Dog Heartworm medicine question

So, my vet says I need to have a heartworm test in order to “refill” his prescription, despite the fact that my dog is up to date on his heartworm meds. They says they can’t prescribe any more medication until he has the test because it is not safe, and it’s against the law. Is this really medically necessary, or against the law?

Also, he was tested last year.

If it is against the law, it should be a state law. Perhaps that is something you can check out? I’m rusty in regards to that part.

The following is a bit disjointed, but follow me, please…

Some clinicians, if you have a good regular record, may write the prescription. Others would at least want to see the dog, even if they don’t do the test. Others may write you the prescription (so that you can take it anywhere you want) after seeing the animal and doing the test.

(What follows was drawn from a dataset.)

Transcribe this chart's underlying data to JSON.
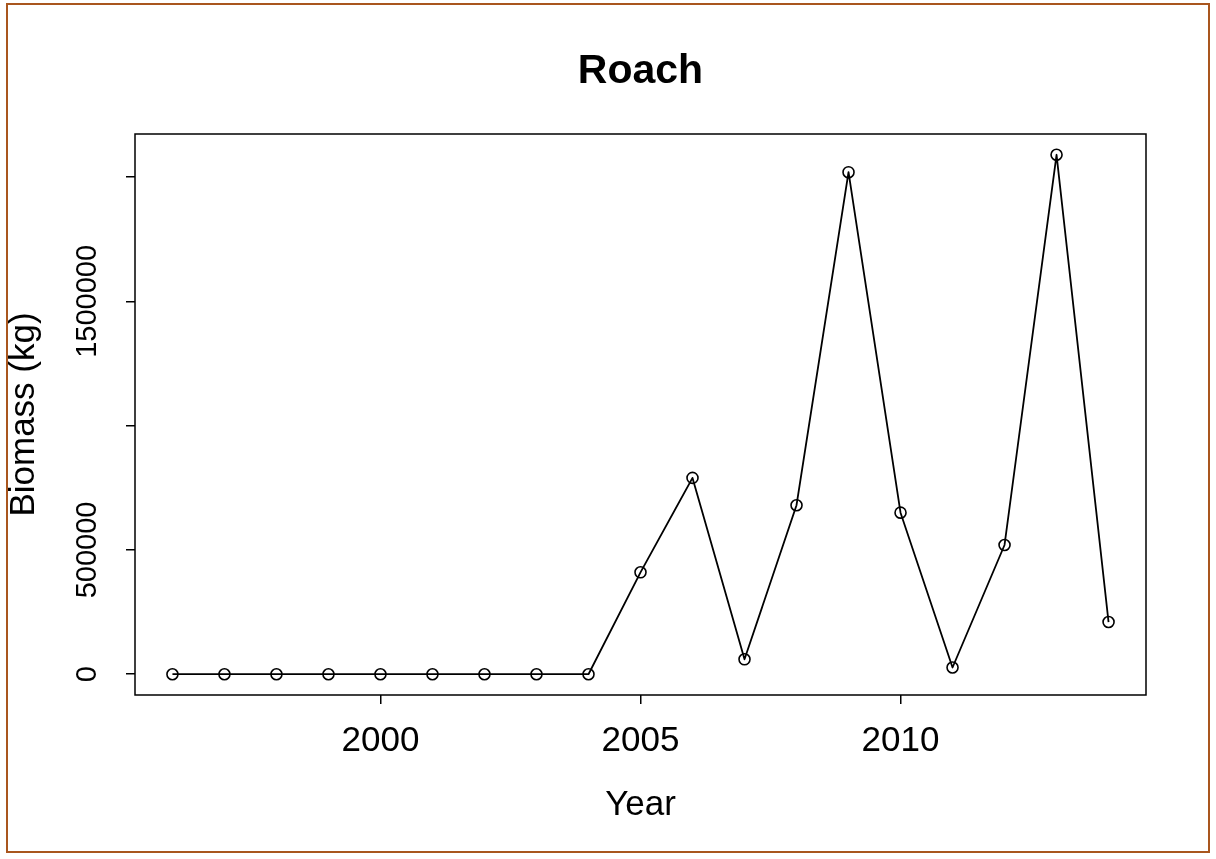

Think of it of the clinician “CHA”. And also, a way for it to work for yourself. The clinician has only your word. He needs some proof that the animal truly is heartworm negative before starting the next cycle. You say you gave the meds once a month every month (for 12 months), yet how can he be sure you didn’t skip a month and then gave 2 at the same time, or skipped 6 months and just doubled the other 6? Or that you gave more frequently at the beginning and now the animal has been out of the meds for four months?

Also, it is rare, but not unheard, of the medicines failing and the dog getting heartworm infection. In those cases, the clients don’t have to pay, and they can be covered by the pharmaceutical company. But the drug company won’t pay unless there is definite proof that the animal was using the drug as directed. Which means an annual negative heartworm test and history of buying the medicine. And again, if your dog is the unlucky one that has the drug failure, your vet will pick it up sooner rather than later.

My vet insists on retesting every other year. I don’t know if it varies from state to state or what. Even tho I keep my ‘kids’ on Interceptor year-round, I always hold my breath till I get those negatives back.

My vet in California reissues the heartworm meds every year without a test. We have a MAJOR problem with heartworm here and I’m guessing they would rather have you stay on the meds. I also have several animals (3 dogs and 4 cats) and am in the office once a month or so with one or the other. So they know I’m keeping up with them. I DO know of other vets in the area that are requiring annual tests.

I don’t remember a question about retesting for heartworm medication being specifically asked on the state board of Georgia (or Puerto Rico). It was not asked, IIRC, in the NAVLE (national boards).

BUT, a vet has an obligation to follow the instructions given out by the company regarding proper, legal use of the medication dispensed. And if the company calls for yearly heartworm testing… then it will be Standard Operating Procedure to do so. If the vet does NOT do it, and the animal is later found to have heartworm, the vet is in a tough position, both with his/her client (for failing to follow SOP), and with the drug company (for misuse of the product, and perhaps not wanting to cover treatment).

Thank you for all the replies. The issue is that I had my dog in for an annual checkup on about 2 weeks ago, and I told them I still had heartworm medication left, so I didnt think I needed a test, just a prescription for when it runs out in 2 months. They did not tell me then that they wouldn’t give me the scrip without having a test done. So yesterday, I go in to pick up the scrip and they tell me I need to do the $50 test, even though he is still on the medication, and has never been off.

My issue with this is that my pet insurance will treat any subsequent visit as a new visit, and since the test is below my deductible, it will have to be paid out of pocket. It also bothers me because this vet has a habit of ordering tests “just to be safe”, and guilt tripping you into agreeing to them. I suppose that is partly my fault, but I always feel like I go in unprepared to call her on it.